“Huzza for Marion—Remember his oath—Drive on the dogs!”

These were the shouts of the assailants, to which the royal officers replied,

“Stand fast for old England. Down with the rebels. Stand fast!”

For a moment the retreating fugitives rallied, and made a stand. This was almost opposite the window where Kate remained with her father, in spite of the danger, chained, as if by fascination, to the spot. A reinforcement of soldiers, at the same instant, came running down the street, and their companions parting right and left to make way for them, they gained the front and threw in a withering volley on the foe. These, not expecting such a sudden check, fell into some disorder.

“Now charge on the rascals,” cried a voice, and Col. Campbell sprung to the van, waving his sword. “Give them the bayonet, lads, and the field is ours.”

The issue of the combat hung trembling in the balance. The assailants showed signs of falling back, and Kate’s tumultuous hopes died within her, when suddenly the tramp of horses’ feet was heard, and a body of cavalry came thundering up the street. At their head, on a powerful charger, rode a form that Kate instantly recognized, as the lurid light of the distant fire played redly on it. Need we say it was that of Preston? His uplifted sabre flashed in the wild glare like a blood-red meteor.

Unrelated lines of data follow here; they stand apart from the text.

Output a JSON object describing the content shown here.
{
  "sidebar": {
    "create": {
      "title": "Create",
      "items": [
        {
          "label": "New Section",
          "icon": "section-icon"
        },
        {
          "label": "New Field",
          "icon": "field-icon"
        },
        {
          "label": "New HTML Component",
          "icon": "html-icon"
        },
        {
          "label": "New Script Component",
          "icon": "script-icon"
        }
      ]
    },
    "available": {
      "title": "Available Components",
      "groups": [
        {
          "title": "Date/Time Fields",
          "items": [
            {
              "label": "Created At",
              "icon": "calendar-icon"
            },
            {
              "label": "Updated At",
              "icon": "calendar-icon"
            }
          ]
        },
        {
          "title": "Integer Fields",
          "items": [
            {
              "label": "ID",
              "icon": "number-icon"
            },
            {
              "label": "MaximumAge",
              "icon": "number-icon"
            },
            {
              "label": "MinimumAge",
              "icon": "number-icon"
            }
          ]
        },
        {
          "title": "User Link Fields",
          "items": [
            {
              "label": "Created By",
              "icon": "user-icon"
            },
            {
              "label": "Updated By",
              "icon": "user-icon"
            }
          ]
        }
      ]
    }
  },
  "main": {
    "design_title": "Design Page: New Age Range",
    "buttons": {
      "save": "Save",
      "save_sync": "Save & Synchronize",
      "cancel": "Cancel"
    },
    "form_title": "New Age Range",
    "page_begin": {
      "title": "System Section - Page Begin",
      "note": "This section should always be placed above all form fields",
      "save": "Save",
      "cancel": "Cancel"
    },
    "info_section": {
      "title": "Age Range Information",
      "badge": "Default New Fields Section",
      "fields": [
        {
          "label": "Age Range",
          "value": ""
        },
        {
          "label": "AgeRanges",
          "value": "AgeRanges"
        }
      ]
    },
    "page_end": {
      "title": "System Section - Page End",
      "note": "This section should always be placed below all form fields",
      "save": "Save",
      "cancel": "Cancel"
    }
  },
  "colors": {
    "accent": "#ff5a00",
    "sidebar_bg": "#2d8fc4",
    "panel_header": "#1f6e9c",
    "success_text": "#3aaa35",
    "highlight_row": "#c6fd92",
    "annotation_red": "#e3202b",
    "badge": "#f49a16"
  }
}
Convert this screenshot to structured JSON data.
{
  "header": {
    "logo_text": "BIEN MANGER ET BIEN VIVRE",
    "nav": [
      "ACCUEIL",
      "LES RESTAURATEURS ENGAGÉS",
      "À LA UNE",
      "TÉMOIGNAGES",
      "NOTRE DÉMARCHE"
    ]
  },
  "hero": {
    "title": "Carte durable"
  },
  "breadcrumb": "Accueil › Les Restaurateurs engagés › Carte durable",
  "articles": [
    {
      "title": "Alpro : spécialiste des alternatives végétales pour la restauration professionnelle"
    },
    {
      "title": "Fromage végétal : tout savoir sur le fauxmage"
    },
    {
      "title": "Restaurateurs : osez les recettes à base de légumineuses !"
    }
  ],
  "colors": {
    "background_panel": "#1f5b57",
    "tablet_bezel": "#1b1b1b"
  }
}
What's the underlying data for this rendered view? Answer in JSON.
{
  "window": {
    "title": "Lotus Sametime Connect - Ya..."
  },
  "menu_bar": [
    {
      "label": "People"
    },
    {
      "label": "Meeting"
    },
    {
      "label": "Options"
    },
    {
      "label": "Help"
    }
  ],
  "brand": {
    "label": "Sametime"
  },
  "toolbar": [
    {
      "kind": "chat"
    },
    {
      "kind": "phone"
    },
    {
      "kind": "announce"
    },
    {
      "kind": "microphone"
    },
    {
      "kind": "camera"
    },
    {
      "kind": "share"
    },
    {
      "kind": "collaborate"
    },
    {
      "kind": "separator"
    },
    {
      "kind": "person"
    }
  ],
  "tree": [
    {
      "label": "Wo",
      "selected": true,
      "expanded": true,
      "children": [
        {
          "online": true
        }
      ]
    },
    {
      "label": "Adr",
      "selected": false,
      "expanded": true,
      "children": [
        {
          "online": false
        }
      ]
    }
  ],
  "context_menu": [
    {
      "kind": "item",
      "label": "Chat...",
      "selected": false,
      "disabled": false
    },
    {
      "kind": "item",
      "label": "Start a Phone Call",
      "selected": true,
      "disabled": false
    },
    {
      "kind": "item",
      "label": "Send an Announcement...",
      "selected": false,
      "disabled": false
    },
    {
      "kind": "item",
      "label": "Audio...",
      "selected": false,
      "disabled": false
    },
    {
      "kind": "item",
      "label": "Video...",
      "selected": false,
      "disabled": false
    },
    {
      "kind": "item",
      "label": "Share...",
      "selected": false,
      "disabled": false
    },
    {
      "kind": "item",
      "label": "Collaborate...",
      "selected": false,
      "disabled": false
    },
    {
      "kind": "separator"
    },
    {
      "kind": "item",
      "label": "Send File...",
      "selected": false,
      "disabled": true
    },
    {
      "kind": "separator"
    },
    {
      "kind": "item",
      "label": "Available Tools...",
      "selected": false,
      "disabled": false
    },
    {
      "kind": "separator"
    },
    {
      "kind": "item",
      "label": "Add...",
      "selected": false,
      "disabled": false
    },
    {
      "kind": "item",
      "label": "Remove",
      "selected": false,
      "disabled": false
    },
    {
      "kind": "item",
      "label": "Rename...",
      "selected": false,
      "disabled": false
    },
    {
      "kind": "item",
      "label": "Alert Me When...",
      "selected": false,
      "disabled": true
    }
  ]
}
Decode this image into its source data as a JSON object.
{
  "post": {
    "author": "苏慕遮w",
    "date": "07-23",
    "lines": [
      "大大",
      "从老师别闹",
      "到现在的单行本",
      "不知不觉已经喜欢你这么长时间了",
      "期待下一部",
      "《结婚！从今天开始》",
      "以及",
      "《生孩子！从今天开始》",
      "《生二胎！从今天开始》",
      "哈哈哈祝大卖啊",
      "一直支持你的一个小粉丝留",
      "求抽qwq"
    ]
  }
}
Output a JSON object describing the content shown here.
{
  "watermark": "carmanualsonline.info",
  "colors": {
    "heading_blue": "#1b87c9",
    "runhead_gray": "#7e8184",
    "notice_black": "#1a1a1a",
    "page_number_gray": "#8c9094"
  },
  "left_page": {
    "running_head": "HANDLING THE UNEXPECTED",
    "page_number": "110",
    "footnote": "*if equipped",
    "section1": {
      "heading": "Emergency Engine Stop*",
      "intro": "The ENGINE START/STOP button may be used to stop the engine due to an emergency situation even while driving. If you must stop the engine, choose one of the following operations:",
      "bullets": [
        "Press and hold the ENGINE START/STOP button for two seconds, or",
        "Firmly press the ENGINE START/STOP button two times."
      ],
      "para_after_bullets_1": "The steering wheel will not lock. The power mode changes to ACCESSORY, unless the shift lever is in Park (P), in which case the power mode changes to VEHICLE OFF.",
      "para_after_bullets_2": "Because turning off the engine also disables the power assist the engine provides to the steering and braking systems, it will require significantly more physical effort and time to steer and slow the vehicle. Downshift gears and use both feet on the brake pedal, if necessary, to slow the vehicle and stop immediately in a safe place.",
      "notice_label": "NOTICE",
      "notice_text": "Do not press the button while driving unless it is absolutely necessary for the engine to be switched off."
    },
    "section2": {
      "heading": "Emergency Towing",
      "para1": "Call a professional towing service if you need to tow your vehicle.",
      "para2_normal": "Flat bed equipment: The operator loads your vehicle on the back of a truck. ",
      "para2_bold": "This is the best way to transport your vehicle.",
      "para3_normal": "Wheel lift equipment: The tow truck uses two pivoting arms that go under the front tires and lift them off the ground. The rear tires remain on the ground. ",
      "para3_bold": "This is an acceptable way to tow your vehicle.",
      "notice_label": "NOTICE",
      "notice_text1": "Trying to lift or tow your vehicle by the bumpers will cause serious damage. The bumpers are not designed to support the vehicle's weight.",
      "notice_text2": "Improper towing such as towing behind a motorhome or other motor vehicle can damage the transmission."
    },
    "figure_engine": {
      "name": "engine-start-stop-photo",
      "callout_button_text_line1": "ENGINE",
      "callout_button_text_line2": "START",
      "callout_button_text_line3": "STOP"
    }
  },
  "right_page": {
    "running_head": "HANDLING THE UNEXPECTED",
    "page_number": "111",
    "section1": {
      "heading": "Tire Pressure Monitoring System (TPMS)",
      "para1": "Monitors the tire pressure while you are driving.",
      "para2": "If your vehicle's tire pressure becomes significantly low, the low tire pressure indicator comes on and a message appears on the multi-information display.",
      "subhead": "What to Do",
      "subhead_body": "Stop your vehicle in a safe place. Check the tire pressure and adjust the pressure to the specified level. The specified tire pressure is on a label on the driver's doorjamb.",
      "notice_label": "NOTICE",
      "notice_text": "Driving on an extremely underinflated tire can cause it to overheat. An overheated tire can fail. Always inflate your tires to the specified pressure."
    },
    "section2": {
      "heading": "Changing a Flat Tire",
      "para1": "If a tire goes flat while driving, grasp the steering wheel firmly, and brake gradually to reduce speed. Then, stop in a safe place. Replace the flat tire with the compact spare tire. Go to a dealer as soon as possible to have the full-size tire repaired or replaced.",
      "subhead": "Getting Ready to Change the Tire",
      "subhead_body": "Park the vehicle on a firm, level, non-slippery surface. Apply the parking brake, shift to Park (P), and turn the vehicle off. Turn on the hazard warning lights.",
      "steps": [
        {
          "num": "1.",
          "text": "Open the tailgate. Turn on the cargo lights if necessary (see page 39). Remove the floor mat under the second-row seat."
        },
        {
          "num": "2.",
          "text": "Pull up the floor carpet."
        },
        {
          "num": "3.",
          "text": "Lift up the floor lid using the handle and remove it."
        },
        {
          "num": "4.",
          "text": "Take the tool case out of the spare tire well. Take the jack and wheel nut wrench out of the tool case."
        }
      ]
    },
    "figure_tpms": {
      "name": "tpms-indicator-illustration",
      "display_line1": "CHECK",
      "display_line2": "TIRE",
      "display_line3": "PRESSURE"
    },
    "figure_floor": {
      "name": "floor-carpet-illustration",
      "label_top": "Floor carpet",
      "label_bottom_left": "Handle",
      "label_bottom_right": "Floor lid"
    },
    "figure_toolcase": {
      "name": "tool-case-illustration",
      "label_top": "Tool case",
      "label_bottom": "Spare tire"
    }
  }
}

“The oath of Marion,” he shouted, in a voice of thunder. “Strike home for revenge.”

This sudden apparition, and more than all that stirring shout, seemed to infuse a strange and wild frenzy into the assailants, so lately about to turn.

“The oath of Marion!” exclaimed a stalwart figure at Preston’s side, as he smote a royal grenadier to the earth with a single stroke.

The cry was caught up by the crowd. “The oath of Marion—the oath of Marion!” rung from a hundred voices: and the assailants, with that cry, rushed on the royal troops like an avalanche rushes from the sky. But foremost of all rode Preston and his serjeant, while their terror-struck enemies around them went down, with every sweep of their good swords, like grain on a harvest-field.